Son dönem anketlere ilişkin sözü ise şöyle:
“Her halükarda 3 ay önceden daha iyiyim. Bunun tartışılır bir tarafı yok.” Dağ, tepki gösterilen anket şirketlerinin, 3 ay önce AK Parti’nin daha iyi durumda olduğuna dair sonuçlar açıklayarak, bugünü kötü göstermeye çalıştığını vurguladı.
“Dertleri seçimi gündemde tutmak”
İktidar partisi ve ittifak ortağı MHP, bir süre devam eden erken seçim tartışmasında kesin bir tavır koydu, 2023’ü işaret etti. Ancak adeta seçim ortamındaymışcasına ardı ardına açıklanan birçok anket var. Dağ, “Erken seçim konusunu kim konuşuyorsa, kim gündeme getiriyorsa anketi konuşan ve gündeme getirenler aynıdır. Sanki seçim dönemi gibi... Daha seçimlere 3 sene var. Anketleri konuşmaya çalışıyorlar. Bunların derdi, seçim mevzusunu gündemde tutmak. Biz ısrarla erken kelimesiyle, seçim kelimesini yan yana getirmemeye çalışıyoruz. Bunu gündemde tutmaya gayret etmeyin. Ben muhalefetin de erken seçim konusunda iktidarın ne kadar net olduğunun farkında olduğunu düşünüyorum” diye konuştu.
Peki anket sonuçları seçmen davranışı üzerinde ne kadar etkili? Dağ; ancak seçim döneminde baraj altı/baraj üstü tartışmasında belki bir nebze etkiden bahsedilebileceğini, şu dönemde hiçbir tesiri olmayacağını söyledi. AK Parti, seçim olmayacağının altı çizilmesine rağmen bazı şirketlerin ve muhalefetin açıklamalarını sorguluyor. “Anket sahadan doğru veriyi alarak gelecek dönem stratejisini belirlemek için yapılır, kamuoyu oluşturmak için değil” diyen Dağ, yeni kurulan partilerle bir ilişki kurma, AK Parti tabanında ümitsizlik yaratma gayreti olduğunu gördüklerini söyledi.
Tartışma yeni değil
Aslında anket şirketlerine ilişkin bu tartışma yeni de değil.
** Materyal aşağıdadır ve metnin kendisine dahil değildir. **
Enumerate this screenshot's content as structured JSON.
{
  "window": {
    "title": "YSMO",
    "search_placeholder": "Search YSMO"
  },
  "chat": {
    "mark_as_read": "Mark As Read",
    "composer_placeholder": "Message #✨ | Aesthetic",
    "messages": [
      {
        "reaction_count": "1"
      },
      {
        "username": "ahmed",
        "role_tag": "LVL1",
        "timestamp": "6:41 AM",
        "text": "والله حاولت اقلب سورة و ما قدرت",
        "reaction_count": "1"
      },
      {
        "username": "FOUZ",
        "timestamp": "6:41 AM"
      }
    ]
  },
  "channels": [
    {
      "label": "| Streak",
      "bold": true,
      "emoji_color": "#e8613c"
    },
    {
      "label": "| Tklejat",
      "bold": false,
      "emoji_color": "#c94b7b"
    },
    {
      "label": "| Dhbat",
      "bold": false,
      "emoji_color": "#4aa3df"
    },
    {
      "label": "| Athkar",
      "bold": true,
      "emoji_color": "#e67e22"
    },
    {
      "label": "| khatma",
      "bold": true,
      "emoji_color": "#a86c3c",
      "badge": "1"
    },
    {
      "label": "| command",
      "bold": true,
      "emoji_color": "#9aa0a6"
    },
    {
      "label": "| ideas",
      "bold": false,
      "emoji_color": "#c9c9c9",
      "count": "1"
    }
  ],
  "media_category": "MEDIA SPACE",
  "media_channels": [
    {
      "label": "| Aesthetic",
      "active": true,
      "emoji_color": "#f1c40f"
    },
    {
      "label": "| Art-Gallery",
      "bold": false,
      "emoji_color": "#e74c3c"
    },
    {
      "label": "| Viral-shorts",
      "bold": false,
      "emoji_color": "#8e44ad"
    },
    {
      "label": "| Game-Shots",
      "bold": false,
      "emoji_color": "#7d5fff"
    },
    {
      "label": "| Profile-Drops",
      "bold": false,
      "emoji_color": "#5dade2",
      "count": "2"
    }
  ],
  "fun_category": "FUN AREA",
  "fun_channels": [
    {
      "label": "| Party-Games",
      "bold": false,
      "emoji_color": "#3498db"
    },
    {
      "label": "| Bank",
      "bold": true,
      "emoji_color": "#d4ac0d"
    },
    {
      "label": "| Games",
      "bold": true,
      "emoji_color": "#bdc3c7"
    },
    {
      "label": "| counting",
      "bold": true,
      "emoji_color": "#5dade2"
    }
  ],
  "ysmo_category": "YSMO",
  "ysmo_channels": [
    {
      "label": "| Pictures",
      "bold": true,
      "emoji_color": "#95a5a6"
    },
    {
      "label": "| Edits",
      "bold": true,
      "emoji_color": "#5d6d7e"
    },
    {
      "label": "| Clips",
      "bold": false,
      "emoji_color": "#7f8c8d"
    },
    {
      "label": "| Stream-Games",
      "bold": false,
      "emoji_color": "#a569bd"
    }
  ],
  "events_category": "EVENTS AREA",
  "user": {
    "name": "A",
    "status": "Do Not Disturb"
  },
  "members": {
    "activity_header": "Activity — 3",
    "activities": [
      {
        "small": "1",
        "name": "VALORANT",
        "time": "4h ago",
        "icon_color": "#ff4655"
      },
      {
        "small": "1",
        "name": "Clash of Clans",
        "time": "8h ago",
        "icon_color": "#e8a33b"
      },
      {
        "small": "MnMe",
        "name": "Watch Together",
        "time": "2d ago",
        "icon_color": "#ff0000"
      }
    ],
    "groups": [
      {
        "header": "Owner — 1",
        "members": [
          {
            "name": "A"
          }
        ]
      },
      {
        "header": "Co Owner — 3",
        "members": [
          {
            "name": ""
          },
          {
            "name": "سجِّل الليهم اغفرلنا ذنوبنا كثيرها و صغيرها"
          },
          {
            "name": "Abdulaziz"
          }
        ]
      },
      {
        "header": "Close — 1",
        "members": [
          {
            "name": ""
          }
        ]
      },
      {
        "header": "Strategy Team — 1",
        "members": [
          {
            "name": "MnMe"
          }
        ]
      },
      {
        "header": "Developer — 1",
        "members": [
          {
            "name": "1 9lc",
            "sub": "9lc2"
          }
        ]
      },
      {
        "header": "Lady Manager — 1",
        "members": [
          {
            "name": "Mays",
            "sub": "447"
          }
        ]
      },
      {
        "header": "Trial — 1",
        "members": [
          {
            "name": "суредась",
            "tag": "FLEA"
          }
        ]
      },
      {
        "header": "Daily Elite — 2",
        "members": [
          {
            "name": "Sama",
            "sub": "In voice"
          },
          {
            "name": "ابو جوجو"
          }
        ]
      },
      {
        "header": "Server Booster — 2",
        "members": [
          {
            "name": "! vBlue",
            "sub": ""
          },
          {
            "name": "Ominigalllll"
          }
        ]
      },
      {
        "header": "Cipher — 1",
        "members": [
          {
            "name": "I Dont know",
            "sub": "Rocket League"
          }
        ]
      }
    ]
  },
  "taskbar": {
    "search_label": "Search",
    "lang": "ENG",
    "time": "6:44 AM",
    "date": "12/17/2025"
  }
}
Konuyu ilk gündeme getiren ve hatta Meclis gündemine getiren hatırlarsanız MHP’ydi. 24 Haziran seçimleri öncesinde partiyi sürekli baraj altında gösteren anketlere tepki gazetelere tam sayfa ilan verilerek gösterildi, yetinilmedi MHP Genel Başkan Yardımcısı Mevlüt Karakaya’nın hazırladığı, kamuoyu araştırma şirketlerine ciddi yaptırımlar öngören kanun teklifi verildi. Bugün kadük olan o teklifte, kamuoyunu yönlendirmek veya etkilemek amacıyla yalan, yanlış, yanıltıcı veya eksik bilgiler sunan kamuoyu araştırmacılarının 2 yıldan 5 yıla kadar hapisle cezalandırılmasını öngörülüyordu. MHP’li kaynağım o dönem ‘bizimle çalışın’ teklifi kabul edilmeyen bazı şirketlerin, manipülatif anketleri ‘şantaj’ amaçlı kullandığını anlatmıştı. Cumhurbaşkanı Erdoğan da 31 Mart seçimleri öncesinde anketlere güvenmediğini belirterek, “Bakıyoruz ki neticeler bir geliyor, hiçbirisi bir tanesini tutmuyor” demişti.
Anketler, yatırımcısından, bürokratına, politika meraklısından, stratejistine pek çok kişinin ilgisini çekiyor. Ancak anketlerin ‘başka amaçlara hizmette’ kullanıldığına dair Ankara’da bir süredir var olan görüş, pekişiyor. Doğal olarak, ‘acaba seçimlere gitmeden önce yeni bir yasa teklifi gündeme gelir mi’ sorusu akla gelmiyor değil.